For FY24, National Highway Authority eyes 1,987km monetisation

National Highway Authority of India (NHAI) aims to monetise 1,987 kilometres (km) of highways in 2023-24 through ‘toll operate transfer’ and infrastructure investment trust (InvITs) modes, people familiar with the development said.

The highways body has lined up 30 National Highway sections as part of the plan, with the 124-km Trichy-Thuvarankurichi-Madurai (Tamil Nadu) section being the longest and the 4.4-km Badarpur elevated corridor in Delhi being the shortest in the list.

Sources did not immediately share the amount of money NHAI is looking to raise in FY24 through asset monetisation.

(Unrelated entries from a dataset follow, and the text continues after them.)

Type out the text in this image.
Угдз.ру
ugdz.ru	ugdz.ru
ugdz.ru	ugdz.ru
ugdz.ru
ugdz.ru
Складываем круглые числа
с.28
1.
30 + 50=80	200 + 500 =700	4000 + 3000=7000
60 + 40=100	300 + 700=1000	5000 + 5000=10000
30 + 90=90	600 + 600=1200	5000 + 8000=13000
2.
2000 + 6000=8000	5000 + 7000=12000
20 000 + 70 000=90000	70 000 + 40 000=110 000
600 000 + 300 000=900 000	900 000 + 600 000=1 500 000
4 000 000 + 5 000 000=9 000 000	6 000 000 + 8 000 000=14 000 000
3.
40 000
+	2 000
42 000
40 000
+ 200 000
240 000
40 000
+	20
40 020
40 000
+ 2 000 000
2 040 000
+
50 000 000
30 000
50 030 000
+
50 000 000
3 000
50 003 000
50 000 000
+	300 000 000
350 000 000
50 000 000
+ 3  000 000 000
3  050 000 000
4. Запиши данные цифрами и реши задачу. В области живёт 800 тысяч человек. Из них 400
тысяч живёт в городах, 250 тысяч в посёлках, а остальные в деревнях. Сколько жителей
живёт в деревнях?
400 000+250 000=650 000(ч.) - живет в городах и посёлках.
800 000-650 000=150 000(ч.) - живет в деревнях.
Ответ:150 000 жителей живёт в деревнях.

However, under the Centre’s ₹6 lakh-crore National Monetisation Pipeline (NMP) spread over four years from 2021-22 to 2024-25, operational highway stretches have the highest share of ₹1.6 lakh crore.

NHAI had targeted to monetise 14 highway sections covering 1,750.14 km in 2022-23. As of date, it has realised ₹10,367.77 crore in FY23 from 487.7 km of road assets.

“The value aimed to be unlocked through asset monetisation in the current year (FY23) has been achieved,” a senior NHAI official told ET, adding that the road sections had been selected this year on the basis of assured traffic visibility.

The asset monetisation will help manage NHAI’s debt that had ballooned to ₹3.5 lakh crore at the end of 2021-22. “There is hardly a secondary market available in the build operate transfer (BOT) road asset space and the only assets visible are in NHAI InvIT and TOT programmes, so we are very bullish about the assets that are being put up,” said Zafar Khan, vice president of Highway Operators Association (India), an industry body.